Keywords: dendritic cells; graft-versus-host disease; haploidentical haematopoietic stem cell transplantation; immunomagnetic T-cell depletion; photodynamic purging; regulatory T cells.

Figure 1

Overview of graft-versus-host disease (GVHD) pathogenesis. As reviewed elsewhere [3,7,8], the pre-transplant conditioning regimen (chemotherapy with or without radiotherapy) contributes to GVHD induction via tissue destruction, bacterial translocation across gut mucosal cells, and release of pro-inflammatory cytokines such as tumour necrosis factor (TNF)-α, interleukin (IL)-1, and IL-7. Lipopolysaccharide (LPS) and other components of the bacterial cell wall leaking through the damaged intestinal mucosa stimulate mononuclear cells, amplify the production of inflammatory cytokines, and contribute to apoptosis. Innate immune cells partake in tissue damage and cytokine production, a phenomenon referred to as “cytokine storm”. Both host and donor antigen-presenting cells (APCs) initiate GVH responses through the release of IL-12 and IL-23. Activated T cells, natural killer (NK) cells, and macrophages mediate end-organ damage through cytokine production and direct cytotoxic effects on target tissues (release of cytolytic granules and expression of the CD95 ligand). Acute GVHD develops in parenchymal targets containing highly proliferating cells (bone marrow, skin, liver, gut, and lungs). CD4⁺ T cells are also activated by macrophages and dendritic cells (DCs) to produce pro-inflammatory mediators. CTL = cytotoxic T lymphocyte; IFN = interferon; PAMP = pathogen-associated molecular pattern; DAMP = damage-associated molecular pattern; TCR = T-cell receptor; BM = bone marrow; GI = gastrointestinal.

Figure 2

T-cell manipulation strategies to control GVHD and improve post-haematopoietic stem cell transplantation (HSCT) immune reconstitution.
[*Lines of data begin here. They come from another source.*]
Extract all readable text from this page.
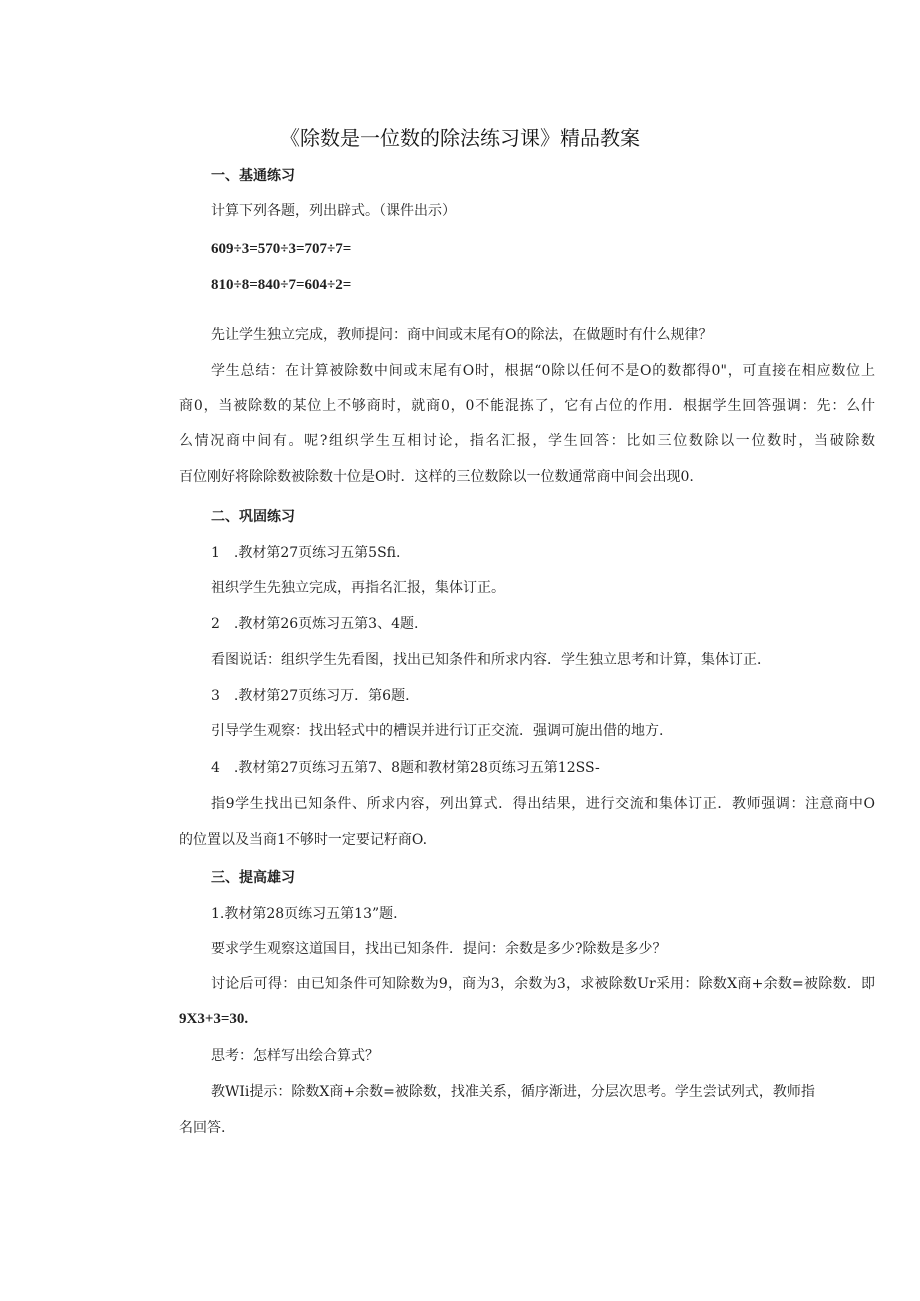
《除数是一位数的除法练习课》精品教案
一、基通练习
计算下列各题，列出辟式。（课件出示）
609÷3=570÷3=707÷7=
810÷8=840÷7=604÷2=
先让学生独立完成，教师提问：商中间或末尾有O的除法，在做题时有什么规律？
学生总结：在计算被除数中间或末尾有O时，根据“0除以任何不是O的数都得0"，可直接在相应数位上
商0，当被除数的某位上不够商时，就商0，0不能混拣了，它有占位的作用．根据学生回答强调：先：么什
么情况商中间有。呢?组织学生互相讨论，指名汇报，学生回答：比如三位数除以一位数时，当破除数
百位刚好将除除数被除数十位是O时．这样的三位数除以一位数通常商中间会出现0.
二、巩固练习
1　.教材第27页练习五第5Sfi.
祖织学生先独立完成，再指名汇报，集体订正。
2　.教材第26页炼习五第3、4题.
看图说话：组织学生先看图，找出已知条件和所求内容．学生独立思考和计算，集体订正．
3　.教材第27页练习万．第6题.
引导学生观察：找出轻式中的槽误并进行订正交流．强调可旎出借的地方.
4　.教材第27页练习五第7、8题和教材第28页练习五第12SS-
指9学生找出已知条件、所求内容，列出算式．得出结果，进行交流和集体订正．教师强调：注意商中O
的位置以及当商1不够时一定要记籽商O.
三、提高雄习
1.教材第28页练习五第13”题.
要求学生观察这道国目，找出已知条件．提问：余数是多少?除数是多少？
讨论后可得：由已知条件可知除数为9，商为3，余数为3，求被除数Ur采用：除数X商+余数=被除数．即
9X3+3=30.
思考：怎样写出绘合算式？
教WIi提示：除数X商+余数=被除数，找准关系，循序渐进，分层次思考。学生尝试列式，教师指
名回答.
Ex vivo T-cell depletion techniques have evolved and currently include CD3/CD19 depletion, TCR-αβ/CD19 depletion, and infusion of CD45RA-depleted grafts [14,15,16]. To boost immune reconstitution after T-cell depleted haploidentical HSCT, genetically modified T cells and pathogen-specific T cells are increasingly used in the clinic [17,18]. Treg = regulatory T cell; GVL = graft-versus-leukaemia; mTOR = mechanistic target of rapamycin; NOTCH = neurogenic locus notch homolog protein; JAK-STAT = Janus kinase/signal transducer and activator of transcription.

Figure 3

Flow cytometry-based enumeration of residual T and B cells after TCR-αβ/CD19 depletion. Cells were gated on low side scatter/low forward scatter events (P1), followed by gating on CD3⁺ T cells (P2) and on CD45⁺ leukocytes (P3), as already published [22]. Residual TCR-αβ⁺ and CD20⁺ B cells were enumerated as shown in this representative procedure. Anti-CD20 monoclonal antibodies were used because of strong internalization of CD19 after the incubation of cells with CD19 reagent or steric hindrance by the beads, as suggested in [14].